Curcumin Compensates GLP-1 Deficiency via the Microbiota-Bile Acids Axis and Modulation in Functional Crosstalk between TGR5 and FXR in ob/ob Mice

Scope: Glucagon-like peptide-1 (GLP-1) deficiency occurs in obesity-related pathologies due to defects in the intestinal lumen. And expanding the L-cell population has emerged as a promising avenue to elevate GLP-1 secretion to tackle metabolic disorders. Curcumin (Cur), the principal active component of spice turmeric, possesses well-established anti-obesity properties. To clarify, the study investigates whether Cur promotes GLP-1 secretion built upon the L-cell expansion. Methods and results: Cur (60 mg kg(-1)) is administered orally to male ob/ob mice for 8 weeks. Cur ameliorates obesity and impaires glucose tolerance through increasing energy expenditure in ob/ob mice, accompanied by the maintenance of crypt architecture and gut permeability.
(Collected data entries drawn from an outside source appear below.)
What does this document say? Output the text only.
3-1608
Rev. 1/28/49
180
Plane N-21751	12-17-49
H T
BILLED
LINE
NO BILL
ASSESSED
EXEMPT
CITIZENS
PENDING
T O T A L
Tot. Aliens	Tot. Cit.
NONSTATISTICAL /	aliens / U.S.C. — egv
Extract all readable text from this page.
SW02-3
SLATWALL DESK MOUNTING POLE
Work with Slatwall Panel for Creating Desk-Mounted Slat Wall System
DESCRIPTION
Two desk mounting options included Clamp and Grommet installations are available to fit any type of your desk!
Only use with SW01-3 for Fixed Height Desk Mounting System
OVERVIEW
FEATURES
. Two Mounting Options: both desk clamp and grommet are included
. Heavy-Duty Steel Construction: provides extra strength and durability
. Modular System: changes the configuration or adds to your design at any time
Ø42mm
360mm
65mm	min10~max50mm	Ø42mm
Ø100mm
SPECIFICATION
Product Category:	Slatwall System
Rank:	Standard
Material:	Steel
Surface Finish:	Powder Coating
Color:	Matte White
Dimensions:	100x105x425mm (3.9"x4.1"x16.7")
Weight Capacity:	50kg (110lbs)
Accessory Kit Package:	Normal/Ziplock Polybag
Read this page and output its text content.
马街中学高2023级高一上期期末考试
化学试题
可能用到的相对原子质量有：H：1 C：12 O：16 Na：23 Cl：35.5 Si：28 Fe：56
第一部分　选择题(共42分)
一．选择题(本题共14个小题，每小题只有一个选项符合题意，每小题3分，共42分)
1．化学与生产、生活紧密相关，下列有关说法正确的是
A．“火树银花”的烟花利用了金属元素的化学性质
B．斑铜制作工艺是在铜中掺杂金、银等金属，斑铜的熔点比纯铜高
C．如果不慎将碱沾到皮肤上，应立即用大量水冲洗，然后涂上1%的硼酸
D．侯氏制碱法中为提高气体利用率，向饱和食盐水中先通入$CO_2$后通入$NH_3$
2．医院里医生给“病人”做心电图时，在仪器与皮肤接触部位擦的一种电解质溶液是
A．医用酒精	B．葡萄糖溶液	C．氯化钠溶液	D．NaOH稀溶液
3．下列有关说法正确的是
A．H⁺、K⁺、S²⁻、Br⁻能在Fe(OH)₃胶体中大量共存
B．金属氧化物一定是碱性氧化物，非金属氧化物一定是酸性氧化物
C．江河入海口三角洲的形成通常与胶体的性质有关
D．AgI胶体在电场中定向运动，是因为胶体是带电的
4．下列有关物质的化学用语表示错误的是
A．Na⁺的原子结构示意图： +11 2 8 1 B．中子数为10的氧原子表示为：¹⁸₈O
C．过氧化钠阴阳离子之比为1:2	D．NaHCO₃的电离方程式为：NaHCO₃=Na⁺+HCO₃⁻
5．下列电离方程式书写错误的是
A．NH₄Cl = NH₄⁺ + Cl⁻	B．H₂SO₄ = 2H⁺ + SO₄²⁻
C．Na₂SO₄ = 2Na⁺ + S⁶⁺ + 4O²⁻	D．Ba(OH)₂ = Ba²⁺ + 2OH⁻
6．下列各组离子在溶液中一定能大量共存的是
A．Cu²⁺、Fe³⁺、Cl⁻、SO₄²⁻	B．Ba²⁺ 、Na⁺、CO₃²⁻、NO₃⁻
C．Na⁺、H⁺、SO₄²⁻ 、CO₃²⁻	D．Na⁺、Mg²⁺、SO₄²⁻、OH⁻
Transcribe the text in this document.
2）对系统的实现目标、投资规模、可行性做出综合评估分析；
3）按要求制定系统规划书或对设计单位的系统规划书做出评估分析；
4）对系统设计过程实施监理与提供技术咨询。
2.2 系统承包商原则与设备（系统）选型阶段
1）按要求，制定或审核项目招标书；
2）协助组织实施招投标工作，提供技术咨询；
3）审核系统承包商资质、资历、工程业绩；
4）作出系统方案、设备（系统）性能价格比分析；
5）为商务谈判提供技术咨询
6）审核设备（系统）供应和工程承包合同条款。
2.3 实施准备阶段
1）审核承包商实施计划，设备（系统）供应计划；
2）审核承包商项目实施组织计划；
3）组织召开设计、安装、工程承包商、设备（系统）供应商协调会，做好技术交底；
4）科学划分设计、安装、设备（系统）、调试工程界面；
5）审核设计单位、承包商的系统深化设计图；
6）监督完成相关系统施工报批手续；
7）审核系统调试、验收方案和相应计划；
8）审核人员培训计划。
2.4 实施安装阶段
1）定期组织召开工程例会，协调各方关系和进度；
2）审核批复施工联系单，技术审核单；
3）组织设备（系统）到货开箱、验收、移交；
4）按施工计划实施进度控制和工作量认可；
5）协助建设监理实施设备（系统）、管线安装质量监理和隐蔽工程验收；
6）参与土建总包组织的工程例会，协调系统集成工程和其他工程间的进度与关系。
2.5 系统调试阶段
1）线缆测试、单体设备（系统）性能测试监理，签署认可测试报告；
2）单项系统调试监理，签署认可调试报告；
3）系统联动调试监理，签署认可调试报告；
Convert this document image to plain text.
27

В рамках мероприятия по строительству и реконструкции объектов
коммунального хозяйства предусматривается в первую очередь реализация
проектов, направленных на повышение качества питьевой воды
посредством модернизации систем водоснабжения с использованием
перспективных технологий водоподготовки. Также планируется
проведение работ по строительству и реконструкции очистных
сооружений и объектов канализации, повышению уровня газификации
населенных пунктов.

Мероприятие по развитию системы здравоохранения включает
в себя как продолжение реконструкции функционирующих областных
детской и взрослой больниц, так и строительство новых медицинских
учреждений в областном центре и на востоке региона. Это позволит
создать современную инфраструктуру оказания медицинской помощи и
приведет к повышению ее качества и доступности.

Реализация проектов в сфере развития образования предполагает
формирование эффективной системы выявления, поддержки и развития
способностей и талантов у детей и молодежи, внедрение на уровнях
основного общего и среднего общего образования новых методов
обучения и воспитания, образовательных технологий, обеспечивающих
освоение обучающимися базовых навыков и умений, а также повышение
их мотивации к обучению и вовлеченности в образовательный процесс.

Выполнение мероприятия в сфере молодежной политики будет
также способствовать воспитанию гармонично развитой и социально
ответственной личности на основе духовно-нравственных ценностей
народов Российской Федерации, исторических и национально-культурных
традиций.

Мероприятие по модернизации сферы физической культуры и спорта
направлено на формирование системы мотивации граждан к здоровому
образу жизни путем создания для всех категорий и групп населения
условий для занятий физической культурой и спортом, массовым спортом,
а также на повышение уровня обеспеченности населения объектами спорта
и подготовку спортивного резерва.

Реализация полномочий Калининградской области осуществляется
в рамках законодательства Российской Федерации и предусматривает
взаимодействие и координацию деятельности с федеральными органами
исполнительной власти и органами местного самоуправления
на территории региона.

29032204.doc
It refines the microbial structure and bile acid (BA) profiles, resulting in deoxycholic acid (DCA) accumulation by weakening the enrichment of Lactobacillus. Further analyses show radically different properties of Cur on the intestine function of TGR5 and FXR (i.e., activation and repression). Cur amplifies L-cell number to promote GLP-1 secretion in ob/ob mice. Conclusions: The findings suggest that Cur may act as a natural TGR5 agonist and FXR antagonist to improve obesity by enhancing GLP-1 release from L-cell expansion via the gut microbiota-BAs-TGR5/FXR axis, and it may serve as a promising therapeutic agent to compensate obesity-related metabolic disorders.

Automated summary

This study suggests that curcumin may act as a natural agonist of TGR5 and an antagonist of FXR to improve obesity by promoting GLP-1 secretion through expanding L-cell population via the gut microbiota-bile acids-TGR5/FXR axis. It may serve as a promising therapeutic agent for obesity-related metabolic disorders.